Prior to the introduction of predictive testing for HD, the majority of persons at risk reported an interest in testing and the intention to utilise the test personally (Evers-Kiebooms, Cassiman, and van den Berghe 1987; Kessler, Field, Worth, and Mosbarger 1987). However, following availability of the test, the uptake (actually having the test) was considerably less than predicted, with a maximum of 16% of at-risk individuals proceeding with the test (Maat-Kievit, Vegter-van der Vlis, Zoeteweij, Losekoot, van Haeringen, and Roos 2000).

Earlier, the number of patients being tested was affected by the need to also obtain samples from family members. However, this cannot entirely explain the discrepancy between intention and behaviour, because it was observed that the uptake did not change dramatically after the direct mutation tests became available.
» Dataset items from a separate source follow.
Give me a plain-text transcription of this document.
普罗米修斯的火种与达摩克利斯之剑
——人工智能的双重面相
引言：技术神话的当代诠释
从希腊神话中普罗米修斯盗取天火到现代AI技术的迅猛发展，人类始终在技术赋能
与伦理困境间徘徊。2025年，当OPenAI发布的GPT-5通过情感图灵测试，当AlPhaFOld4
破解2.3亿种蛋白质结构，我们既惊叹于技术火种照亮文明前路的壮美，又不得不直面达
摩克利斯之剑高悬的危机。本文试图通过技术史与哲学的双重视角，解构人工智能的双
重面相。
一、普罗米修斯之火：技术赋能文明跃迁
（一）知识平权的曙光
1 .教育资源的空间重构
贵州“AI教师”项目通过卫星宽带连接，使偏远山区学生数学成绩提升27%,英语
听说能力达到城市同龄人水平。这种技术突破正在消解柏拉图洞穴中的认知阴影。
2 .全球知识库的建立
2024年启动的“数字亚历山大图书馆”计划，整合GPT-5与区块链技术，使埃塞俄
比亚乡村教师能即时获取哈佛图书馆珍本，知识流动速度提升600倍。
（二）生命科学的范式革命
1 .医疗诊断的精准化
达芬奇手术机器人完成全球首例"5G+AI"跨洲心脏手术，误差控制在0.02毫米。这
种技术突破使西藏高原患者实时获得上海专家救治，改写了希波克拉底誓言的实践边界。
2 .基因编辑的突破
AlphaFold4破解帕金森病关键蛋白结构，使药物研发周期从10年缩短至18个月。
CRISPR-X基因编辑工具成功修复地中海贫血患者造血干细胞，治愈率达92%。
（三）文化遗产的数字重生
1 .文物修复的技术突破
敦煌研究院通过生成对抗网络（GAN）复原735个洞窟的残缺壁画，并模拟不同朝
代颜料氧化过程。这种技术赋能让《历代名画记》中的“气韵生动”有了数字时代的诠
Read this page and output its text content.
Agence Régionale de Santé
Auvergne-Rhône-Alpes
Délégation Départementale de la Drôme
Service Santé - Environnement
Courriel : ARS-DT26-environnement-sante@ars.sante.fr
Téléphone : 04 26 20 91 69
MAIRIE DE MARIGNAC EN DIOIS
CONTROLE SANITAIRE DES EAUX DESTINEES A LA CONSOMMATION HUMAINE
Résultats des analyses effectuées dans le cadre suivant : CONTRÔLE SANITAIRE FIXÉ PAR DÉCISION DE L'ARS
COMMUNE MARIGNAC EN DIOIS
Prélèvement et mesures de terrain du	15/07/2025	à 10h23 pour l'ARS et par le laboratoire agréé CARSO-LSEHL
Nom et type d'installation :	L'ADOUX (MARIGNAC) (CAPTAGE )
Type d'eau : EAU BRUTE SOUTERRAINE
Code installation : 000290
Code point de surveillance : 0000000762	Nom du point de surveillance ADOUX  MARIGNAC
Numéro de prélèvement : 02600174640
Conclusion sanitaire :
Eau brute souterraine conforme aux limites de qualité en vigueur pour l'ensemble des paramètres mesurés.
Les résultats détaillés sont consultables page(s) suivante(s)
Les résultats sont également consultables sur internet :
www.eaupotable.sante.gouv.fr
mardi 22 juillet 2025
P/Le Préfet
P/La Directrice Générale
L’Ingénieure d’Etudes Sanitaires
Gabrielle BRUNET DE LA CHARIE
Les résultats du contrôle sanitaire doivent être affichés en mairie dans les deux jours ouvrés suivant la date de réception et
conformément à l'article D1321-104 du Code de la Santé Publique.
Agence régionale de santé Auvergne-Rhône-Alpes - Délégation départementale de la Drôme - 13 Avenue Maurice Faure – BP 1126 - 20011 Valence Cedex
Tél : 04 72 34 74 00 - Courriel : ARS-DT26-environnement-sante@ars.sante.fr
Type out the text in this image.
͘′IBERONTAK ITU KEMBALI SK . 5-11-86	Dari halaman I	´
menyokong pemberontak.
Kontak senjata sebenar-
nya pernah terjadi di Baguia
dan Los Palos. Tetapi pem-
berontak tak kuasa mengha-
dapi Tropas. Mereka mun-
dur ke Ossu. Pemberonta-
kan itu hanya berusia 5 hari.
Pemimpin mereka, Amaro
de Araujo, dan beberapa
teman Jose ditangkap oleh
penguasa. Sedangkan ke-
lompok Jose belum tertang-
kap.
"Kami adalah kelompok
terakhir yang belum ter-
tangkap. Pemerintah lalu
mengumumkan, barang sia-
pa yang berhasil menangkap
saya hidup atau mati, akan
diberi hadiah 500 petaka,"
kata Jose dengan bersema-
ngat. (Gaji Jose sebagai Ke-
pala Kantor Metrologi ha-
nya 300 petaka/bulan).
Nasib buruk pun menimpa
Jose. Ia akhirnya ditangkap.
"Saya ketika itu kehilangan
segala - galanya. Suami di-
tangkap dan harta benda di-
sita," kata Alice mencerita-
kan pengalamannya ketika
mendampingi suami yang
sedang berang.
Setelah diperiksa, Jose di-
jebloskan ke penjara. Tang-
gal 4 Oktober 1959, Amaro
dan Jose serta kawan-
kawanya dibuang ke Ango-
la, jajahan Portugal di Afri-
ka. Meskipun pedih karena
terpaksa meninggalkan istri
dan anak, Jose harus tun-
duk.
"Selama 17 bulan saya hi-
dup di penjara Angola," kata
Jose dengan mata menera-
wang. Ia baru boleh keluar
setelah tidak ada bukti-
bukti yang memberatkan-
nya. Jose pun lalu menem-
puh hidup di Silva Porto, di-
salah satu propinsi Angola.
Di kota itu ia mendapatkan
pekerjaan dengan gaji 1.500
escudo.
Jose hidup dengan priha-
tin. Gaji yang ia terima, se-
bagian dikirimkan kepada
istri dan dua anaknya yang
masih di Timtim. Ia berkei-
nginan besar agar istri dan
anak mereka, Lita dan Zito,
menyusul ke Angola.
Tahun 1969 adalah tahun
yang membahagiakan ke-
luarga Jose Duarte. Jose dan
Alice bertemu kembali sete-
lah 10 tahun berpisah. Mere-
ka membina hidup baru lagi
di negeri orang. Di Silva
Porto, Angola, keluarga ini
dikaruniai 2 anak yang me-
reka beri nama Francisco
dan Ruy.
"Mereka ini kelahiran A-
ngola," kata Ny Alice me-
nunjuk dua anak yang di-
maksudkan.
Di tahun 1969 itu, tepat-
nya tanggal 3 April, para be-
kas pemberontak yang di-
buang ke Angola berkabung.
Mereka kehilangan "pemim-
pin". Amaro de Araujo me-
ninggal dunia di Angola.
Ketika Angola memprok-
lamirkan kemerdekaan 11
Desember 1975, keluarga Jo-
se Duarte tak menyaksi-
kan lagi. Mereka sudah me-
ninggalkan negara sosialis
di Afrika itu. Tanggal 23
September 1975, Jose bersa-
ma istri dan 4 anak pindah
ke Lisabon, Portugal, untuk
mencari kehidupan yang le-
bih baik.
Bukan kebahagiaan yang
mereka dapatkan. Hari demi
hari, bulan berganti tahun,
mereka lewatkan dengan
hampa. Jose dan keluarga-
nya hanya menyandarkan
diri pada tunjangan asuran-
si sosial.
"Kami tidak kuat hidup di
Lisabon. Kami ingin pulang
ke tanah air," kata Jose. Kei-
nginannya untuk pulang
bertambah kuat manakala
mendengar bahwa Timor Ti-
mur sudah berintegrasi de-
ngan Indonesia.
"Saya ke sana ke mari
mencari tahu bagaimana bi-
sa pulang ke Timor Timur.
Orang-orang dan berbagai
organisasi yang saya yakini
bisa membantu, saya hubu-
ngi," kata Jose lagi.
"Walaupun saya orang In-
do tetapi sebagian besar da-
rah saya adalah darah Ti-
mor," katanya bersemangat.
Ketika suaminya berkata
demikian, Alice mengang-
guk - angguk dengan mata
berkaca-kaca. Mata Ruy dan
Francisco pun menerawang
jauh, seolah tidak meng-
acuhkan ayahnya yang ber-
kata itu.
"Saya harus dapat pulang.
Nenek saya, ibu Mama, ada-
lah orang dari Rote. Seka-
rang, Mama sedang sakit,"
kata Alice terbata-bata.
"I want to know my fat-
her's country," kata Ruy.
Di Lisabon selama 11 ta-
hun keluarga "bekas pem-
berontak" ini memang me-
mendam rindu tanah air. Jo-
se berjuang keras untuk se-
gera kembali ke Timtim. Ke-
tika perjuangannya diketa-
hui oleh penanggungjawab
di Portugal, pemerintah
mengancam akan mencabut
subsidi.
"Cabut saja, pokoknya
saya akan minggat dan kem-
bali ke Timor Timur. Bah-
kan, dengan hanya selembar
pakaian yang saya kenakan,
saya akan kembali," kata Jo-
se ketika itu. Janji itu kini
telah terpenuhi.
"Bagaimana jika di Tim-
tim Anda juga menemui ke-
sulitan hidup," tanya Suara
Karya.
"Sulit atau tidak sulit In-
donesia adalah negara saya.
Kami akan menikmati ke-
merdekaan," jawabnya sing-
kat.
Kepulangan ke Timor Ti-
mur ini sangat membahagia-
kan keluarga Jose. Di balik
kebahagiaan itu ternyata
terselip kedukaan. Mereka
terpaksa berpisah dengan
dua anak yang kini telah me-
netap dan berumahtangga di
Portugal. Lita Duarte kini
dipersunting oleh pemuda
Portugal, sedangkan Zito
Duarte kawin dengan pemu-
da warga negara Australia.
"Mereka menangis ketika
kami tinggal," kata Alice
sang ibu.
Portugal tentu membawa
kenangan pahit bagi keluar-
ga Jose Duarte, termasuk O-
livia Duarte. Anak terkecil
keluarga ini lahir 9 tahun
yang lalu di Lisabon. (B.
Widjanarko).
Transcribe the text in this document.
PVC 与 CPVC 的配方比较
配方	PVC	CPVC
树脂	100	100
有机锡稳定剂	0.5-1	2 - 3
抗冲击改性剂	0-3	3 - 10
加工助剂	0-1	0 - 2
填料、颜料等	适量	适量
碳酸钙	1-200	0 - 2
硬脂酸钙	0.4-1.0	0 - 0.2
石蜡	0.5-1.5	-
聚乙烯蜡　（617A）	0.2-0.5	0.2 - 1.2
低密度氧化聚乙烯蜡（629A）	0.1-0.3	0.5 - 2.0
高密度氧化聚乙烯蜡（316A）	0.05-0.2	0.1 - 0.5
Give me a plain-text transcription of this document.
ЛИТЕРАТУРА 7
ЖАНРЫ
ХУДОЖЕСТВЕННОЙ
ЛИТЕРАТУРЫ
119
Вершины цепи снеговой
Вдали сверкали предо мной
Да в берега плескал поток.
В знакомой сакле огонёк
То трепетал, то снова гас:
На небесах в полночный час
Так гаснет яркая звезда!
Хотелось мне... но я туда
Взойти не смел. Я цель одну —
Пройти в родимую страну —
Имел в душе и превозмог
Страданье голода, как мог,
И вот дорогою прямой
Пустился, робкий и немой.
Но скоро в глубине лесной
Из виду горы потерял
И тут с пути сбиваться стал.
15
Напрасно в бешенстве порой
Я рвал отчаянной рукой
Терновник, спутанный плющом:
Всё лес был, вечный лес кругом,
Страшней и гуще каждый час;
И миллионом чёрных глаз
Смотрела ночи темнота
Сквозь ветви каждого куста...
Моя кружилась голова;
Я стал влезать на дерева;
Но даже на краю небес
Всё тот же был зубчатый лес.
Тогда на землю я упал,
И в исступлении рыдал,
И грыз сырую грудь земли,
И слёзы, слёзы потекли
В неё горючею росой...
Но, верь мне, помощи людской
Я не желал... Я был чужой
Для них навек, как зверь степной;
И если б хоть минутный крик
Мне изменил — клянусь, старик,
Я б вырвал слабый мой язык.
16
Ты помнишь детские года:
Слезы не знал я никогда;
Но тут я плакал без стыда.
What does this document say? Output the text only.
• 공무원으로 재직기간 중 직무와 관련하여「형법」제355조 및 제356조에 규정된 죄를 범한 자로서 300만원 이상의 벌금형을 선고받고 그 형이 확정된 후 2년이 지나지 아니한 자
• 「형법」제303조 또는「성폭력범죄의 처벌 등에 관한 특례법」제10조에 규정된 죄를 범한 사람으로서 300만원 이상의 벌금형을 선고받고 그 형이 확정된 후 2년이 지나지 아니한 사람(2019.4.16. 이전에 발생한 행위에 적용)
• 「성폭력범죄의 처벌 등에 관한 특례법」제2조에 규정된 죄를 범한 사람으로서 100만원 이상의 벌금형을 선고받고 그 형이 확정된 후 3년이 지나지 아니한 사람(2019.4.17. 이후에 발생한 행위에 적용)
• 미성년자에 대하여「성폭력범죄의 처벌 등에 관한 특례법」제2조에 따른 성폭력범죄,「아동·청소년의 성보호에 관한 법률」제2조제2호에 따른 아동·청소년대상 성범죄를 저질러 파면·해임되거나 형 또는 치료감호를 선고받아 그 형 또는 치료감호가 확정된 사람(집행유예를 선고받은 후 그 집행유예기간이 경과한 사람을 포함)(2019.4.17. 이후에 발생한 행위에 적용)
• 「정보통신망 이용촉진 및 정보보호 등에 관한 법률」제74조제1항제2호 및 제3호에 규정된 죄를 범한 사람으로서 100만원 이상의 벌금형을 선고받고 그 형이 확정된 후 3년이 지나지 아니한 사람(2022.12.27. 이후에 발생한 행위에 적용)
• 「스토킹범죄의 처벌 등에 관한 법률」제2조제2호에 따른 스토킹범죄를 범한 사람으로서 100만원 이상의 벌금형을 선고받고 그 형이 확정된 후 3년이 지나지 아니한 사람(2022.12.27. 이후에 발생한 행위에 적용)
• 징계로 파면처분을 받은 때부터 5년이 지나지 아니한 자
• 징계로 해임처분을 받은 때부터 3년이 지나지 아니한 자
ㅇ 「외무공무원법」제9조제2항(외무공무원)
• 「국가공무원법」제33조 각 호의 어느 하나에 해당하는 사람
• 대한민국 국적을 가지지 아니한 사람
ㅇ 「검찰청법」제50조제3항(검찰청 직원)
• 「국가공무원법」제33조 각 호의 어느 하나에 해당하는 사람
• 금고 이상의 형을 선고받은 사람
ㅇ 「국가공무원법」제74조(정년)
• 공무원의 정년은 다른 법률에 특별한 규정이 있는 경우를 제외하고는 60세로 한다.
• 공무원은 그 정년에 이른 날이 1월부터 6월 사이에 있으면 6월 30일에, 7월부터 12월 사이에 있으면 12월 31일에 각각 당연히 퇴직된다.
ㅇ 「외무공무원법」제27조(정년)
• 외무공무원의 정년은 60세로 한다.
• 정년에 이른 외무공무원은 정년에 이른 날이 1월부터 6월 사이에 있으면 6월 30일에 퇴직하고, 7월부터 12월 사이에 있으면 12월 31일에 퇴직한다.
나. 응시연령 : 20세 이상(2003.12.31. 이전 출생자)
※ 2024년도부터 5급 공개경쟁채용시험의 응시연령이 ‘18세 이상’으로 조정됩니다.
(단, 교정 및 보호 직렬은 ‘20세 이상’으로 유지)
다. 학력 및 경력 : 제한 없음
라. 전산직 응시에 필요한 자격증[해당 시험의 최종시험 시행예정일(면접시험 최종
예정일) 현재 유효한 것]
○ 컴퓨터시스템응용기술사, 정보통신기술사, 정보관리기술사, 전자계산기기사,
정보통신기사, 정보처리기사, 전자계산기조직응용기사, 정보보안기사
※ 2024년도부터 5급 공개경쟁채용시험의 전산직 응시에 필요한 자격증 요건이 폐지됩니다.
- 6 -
Following an initial surge in the number of tests after the direct test was introduced (possibly due to those people who were previously unwilling or unable to involve their families presenting for testing), the numbers of persons undergoing testing decreased. Currently, approximately 18%-24% of those eligible seek predictive testing (Maat-Kievit et al. 2000; Harper, Lim, and Craufurd 2000). It may be that respondents to the
early studies agreed with predictive testing in principle, rather than as a personal option. It is also possible that for patients who were faced with the reality of the certainty of the results of mutational analysis rather than a risk estimate, living with the risk was preferable.